Maine Foraging -Our annual trip to the motherland always yields some epic culinary finds!
Dormant half of the year, when the Maine forest comes back to life, all living things have twice the zeal to compensate for the dormancy. Life bursts forth out of the forest floor, especially after a good dose of moisture. Our annual trip to the motherland always yields some epic foraging adventures.
My parents introduced us to forest foraging at a young age. Amateur mycologists, they loved to take us out on epic hikes, baskets and field knives in hand, our eyes were trained to identify edible growth in the forest floor, and to remember where the spores yielded choice pickings the following year.
Although drudgery for a young child, as an adult, I now realize what a gift my parents gave us in our little forays into the deep Maine woods.
Here are some of our finds and a brief little snapshot of each of our forest finds;
Chanterelles- the choicest mushroom- apricot scented and mango in color, these gorgeous culinary treats are as good as gold and make beautiful delicate sauces, sauté up perfectly to be served as an accompaniment to a cut of meat, or added to a frittata or omelette. Truly culinary bling- and sell at select grocers for as much as 40.00/ pound.
Oyster Mushrooms – Although many evil doppelgängers exist for this, when you find the right one and can VERY positively identify it, you have a lovely meal awaiting you. Best sliced in half, lengthwise and marinated with little tamari/ garlic/ fresh pepper and fresh herbs, these are grillable, delectable delights. Abundant and farmed on Big Island of Hawaii at the Hamakua Mushroom farm, King Oyster mushrooms, or Ali’i ( Hawaiian for Prince) mushrooms frequent my grilled vegetable medley.

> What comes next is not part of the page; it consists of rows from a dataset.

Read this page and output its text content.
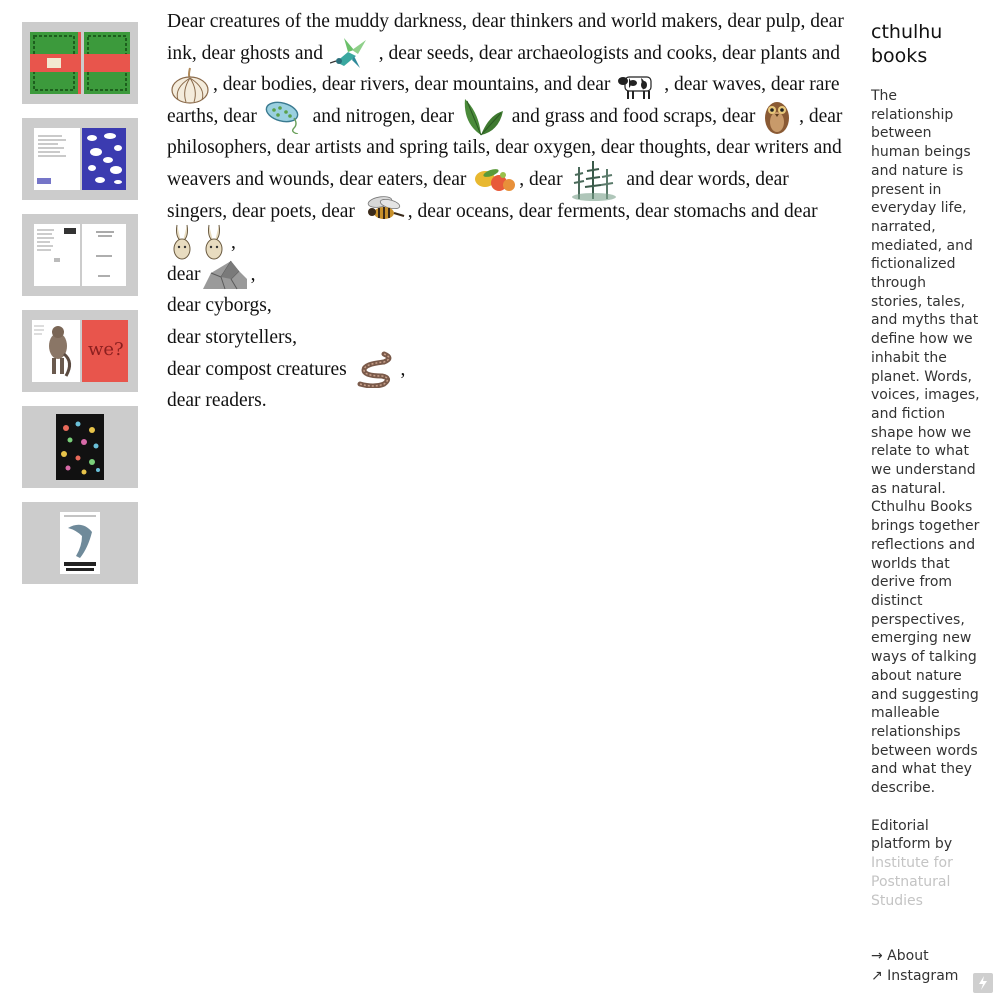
we?

Dear creatures of the muddy darkness, dear thinkers and world makers, dear pulp, dear ink, dear ghosts and
, dear seeds, dear archaeologists and cooks, dear plants and
, dear bodies, dear rivers, dear mountains, and dear
, dear waves, dear rare earths, dear
and nitrogen, dear
and grass and food scraps, dear
, dear philosophers, dear artists and spring tails, dear oxygen, dear thoughts, dear writers and weavers and wounds, dear eaters, dear
, dear	and dear words, dear singers, dear poets, dear
, dear oceans, dear ferments, dear stomachs and dear
,

dear	,

dear cyborgs,

dear storytellers,

dear compost creatures
,

dear readers.

cthulhu books

The relationship between human beings and nature is present in everyday life, narrated, mediated, and fictionalized through stories, tales, and myths that define how we inhabit the planet. Words, voices, images, and fiction shape how we relate to what we understand as natural. Cthulhu Books brings together reflections and worlds that derive from distinct perspectives, emerging new ways of talking about nature and suggesting malleable relationships between words and what they describe.

Editorial platform by
Institute for Postnatural Studies

→ About
↗ Instagram
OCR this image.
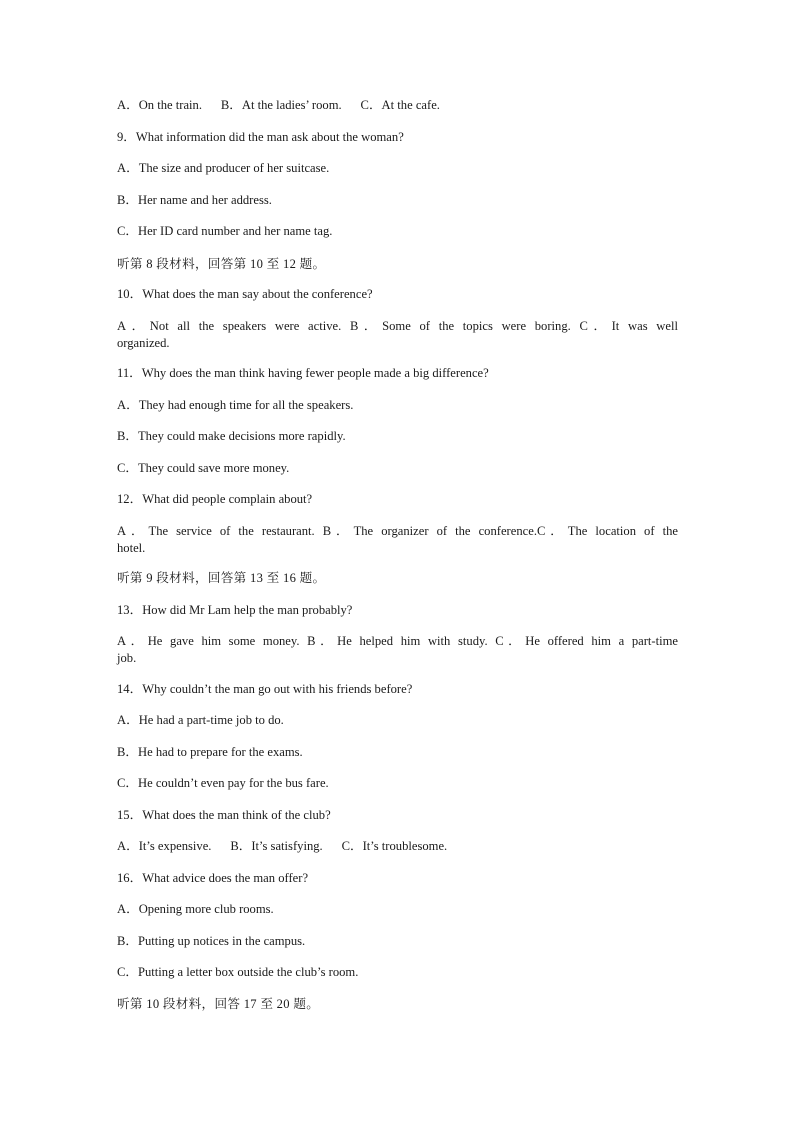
A．On the train.      B．At the ladies’ room.      C．At the cafe.
9．What information did the man ask about the woman?
A．The size and producer of her suitcase.
B．Her name and her address.
C．Her ID card number and her name tag.
听第 8 段材料，回答第 10 至 12 题。
10．What does the man say about the conference?
A．Not all the speakers were active. B．Some of the topics were boring. C．It was well
organized.
11．Why does the man think having fewer people made a big difference?
A．They had enough time for all the speakers.
B．They could make decisions more rapidly.
C．They could save more money.
12．What did people complain about?
A．The service of the restaurant. B．The organizer of the conference.C．The location of the
hotel.
听第 9 段材料，回答第 13 至 16 题。
13．How did Mr Lam help the man probably?
A．He gave him some money. B．He helped him with study. C．He offered him a part-time
job.
14．Why couldn’t the man go out with his friends before?
A．He had a part-time job to do.
B．He had to prepare for the exams.
C．He couldn’t even pay for the bus fare.
15．What does the man think of the club?
A．It’s expensive.      B．It’s satisfying.      C．It’s troublesome.
16．What advice does the man offer?
A．Opening more club rooms.
B．Putting up notices in the campus.
C．Putting a letter box outside the club’s room.
听第 10 段材料，回答 17 至 20 题。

Morels- The elusive Morel is friend to the fire scorched land. Wherever there was a forest fire, soft pine needles and shade, check for morels! Perhaps the most choice mushroom in all the fungi phylum, if you are lucky enough to find morels, always go back to the same spot to see if they make an encore.
Porcini or King Bolete- This is a very dense, very flavorful mushroom and in fact, the favorite snack of slugs so these are most often pitted with bites from visitors. Popping up out of the earth like little red orbs, the stem is as thick as the cap the entire mushroom is edible. When harvesting, always cut perfectly horizontally to leave the mycelium intact to ensure a return crop . ( Mycelium is the web like network of essentially mushroom DNA – when you pick at mushroom with its whole stem, you can see the strands – leave these in the ground to ensure later propagation.)
Field mushroom – Pink gilled beauties, these guy are the cultivated version of what you buy in the supermarket as “button” mushrooms. They are choice mushrooms but not too exciting because you can find them at your grocery store without the risk of poisoning yourself from misidentification!